Anyone used this website to order a bike? It seems to be a part of Avon Valley Cyclery.

I thinking of ordering a bespoke Brompton and they have a free s-type bag offer there so I was thinking of using them. Just checking no-one has had a bad experience.

Thanks in advance.


----------



## CharlieB (8 Aug 2009)

I've not encountered them before, so I can't comment on their efficiency or customer service. What I would say from experience is don't attach too much credence to the 4-6 weeks delivery time quoted on their site for a bespoke Brompton. A lot of people are now in their 4th month of waiting from other suppliers.


----------



## byegad (8 Aug 2009)

I've used Avon Valey and they are one of the good guys.


----------



## TheDoctor (8 Aug 2009)

CharlieB said:


> I've not encountered them before, so I can't comment on their efficiency or customer service. What I would say from experience is don't attach too much credence to the 4-6 weeks delivery time quoted on their site for a bespoke Brompton. A lot of people are now in their *4th month of waiting* from other suppliers.
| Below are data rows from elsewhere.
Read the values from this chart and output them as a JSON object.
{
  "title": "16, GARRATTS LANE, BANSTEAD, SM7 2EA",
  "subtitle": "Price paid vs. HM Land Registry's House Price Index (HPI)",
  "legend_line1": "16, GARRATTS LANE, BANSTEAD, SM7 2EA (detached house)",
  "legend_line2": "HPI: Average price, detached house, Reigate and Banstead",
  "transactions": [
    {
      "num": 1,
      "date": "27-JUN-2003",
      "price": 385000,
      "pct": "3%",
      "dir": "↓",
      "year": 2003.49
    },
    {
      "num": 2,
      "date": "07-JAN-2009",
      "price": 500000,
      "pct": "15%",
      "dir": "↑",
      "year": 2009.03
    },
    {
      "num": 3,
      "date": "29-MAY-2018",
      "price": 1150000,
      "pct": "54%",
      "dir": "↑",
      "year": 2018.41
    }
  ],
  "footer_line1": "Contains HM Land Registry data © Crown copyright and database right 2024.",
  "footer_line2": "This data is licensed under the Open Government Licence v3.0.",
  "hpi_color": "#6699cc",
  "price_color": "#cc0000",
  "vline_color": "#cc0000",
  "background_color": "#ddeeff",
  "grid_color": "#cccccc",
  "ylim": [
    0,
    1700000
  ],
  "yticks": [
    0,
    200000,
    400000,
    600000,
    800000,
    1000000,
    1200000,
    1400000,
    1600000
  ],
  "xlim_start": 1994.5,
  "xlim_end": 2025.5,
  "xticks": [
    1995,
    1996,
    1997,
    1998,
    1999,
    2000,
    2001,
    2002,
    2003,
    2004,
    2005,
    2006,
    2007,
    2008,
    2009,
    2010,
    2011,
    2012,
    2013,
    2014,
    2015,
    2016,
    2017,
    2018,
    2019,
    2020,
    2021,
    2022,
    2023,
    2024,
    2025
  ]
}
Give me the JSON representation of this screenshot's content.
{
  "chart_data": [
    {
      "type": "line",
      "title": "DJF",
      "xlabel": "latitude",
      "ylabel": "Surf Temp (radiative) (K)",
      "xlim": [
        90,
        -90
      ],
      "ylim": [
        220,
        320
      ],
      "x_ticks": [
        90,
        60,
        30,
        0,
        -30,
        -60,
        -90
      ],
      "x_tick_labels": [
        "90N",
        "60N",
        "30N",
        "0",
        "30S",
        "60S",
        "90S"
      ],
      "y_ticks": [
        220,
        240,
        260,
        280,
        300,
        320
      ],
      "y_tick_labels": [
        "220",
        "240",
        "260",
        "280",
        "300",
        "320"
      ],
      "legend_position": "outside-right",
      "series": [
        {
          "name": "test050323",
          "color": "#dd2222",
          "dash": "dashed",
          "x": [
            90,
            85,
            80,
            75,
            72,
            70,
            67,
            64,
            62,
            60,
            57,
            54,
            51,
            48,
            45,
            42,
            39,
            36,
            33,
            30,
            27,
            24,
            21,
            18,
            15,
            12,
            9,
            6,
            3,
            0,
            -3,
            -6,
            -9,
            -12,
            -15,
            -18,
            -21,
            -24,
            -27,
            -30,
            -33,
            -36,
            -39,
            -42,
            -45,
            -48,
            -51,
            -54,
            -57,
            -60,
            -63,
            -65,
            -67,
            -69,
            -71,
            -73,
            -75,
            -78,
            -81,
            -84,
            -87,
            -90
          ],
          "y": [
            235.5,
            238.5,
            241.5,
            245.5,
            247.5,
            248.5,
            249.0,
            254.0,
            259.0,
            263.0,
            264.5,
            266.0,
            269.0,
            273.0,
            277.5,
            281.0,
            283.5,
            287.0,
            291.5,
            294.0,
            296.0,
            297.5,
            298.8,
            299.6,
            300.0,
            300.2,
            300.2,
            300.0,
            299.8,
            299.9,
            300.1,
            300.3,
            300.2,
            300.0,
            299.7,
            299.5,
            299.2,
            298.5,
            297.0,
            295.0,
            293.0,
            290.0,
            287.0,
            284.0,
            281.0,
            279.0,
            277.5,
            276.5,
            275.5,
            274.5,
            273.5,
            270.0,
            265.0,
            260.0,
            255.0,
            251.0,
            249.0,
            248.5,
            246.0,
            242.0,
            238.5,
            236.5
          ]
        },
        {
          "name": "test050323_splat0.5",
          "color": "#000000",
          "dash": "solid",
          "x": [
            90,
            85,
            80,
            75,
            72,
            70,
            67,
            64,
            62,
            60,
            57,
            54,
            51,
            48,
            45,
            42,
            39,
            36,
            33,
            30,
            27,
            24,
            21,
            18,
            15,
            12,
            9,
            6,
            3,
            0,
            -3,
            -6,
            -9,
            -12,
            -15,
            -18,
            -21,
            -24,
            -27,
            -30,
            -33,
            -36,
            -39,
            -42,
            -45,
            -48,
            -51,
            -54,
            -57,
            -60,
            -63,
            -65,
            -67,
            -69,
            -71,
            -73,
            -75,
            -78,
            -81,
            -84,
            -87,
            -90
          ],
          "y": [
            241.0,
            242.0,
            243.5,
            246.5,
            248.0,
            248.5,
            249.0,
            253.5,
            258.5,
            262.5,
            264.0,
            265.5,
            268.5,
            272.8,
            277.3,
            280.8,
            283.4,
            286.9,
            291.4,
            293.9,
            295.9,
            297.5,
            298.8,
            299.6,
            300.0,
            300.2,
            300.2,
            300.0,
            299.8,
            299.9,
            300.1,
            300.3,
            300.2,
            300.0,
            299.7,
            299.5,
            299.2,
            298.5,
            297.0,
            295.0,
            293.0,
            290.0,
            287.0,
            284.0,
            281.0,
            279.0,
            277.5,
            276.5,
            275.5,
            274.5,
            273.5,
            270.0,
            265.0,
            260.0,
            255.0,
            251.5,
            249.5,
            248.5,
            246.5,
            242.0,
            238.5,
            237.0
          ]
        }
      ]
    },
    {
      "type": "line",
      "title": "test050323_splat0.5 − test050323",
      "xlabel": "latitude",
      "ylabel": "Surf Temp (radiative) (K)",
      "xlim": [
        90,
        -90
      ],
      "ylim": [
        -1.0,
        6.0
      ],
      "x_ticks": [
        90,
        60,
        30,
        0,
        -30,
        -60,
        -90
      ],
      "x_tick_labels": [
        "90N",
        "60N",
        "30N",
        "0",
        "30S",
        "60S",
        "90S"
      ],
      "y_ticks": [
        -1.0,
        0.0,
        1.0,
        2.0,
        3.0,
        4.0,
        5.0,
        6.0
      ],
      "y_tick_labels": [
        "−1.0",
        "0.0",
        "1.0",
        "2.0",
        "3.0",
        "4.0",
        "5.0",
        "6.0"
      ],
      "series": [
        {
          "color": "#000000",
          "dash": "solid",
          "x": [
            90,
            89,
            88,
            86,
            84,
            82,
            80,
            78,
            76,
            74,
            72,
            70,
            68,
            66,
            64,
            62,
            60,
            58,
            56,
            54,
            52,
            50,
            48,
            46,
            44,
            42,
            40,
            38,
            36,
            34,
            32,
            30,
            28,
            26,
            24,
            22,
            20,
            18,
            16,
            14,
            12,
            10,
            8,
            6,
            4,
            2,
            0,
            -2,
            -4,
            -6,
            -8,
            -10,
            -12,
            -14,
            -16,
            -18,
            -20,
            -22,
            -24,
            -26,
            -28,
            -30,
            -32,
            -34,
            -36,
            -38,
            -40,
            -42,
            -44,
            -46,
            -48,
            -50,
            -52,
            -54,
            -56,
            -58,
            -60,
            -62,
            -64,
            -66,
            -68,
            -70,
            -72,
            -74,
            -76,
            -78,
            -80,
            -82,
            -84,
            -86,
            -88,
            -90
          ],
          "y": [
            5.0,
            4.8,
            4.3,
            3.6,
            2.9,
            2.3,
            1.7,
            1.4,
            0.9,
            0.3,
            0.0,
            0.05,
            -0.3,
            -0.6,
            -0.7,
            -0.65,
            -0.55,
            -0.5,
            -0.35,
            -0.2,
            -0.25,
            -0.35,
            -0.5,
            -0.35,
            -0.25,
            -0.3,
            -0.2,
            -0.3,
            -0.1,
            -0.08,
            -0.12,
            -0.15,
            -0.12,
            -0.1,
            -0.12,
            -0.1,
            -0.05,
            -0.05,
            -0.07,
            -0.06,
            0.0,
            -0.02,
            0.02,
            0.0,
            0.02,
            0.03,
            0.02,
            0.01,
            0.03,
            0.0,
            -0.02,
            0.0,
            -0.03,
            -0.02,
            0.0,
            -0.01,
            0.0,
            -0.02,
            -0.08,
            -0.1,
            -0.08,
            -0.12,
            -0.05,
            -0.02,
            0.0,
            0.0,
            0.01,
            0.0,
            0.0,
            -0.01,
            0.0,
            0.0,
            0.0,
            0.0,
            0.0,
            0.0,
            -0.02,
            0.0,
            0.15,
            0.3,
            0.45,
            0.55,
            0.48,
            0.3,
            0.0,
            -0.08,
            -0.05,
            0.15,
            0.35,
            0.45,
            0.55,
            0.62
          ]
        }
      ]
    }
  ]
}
La la la la la, TheDoctor can't hear you!!!!!!
[/fingers in ears]

Been waiting a couple of months myself now. Humph!!!!
That's from Wheelies as an insurance replacement.


----------



## ufkacbln (8 Aug 2009)

Brilliant...

I had a frame failure on my Airnimal.

Posted back, stripped, frame replaced, and sent back within ten days!

So they also have the follow up as well.

However unless you have a large wallet....

"STAND AWAY from the bike shop!"

I have visited on three occasions and now have a Birdy, a Brompton and an Airnimal to prove it!


----------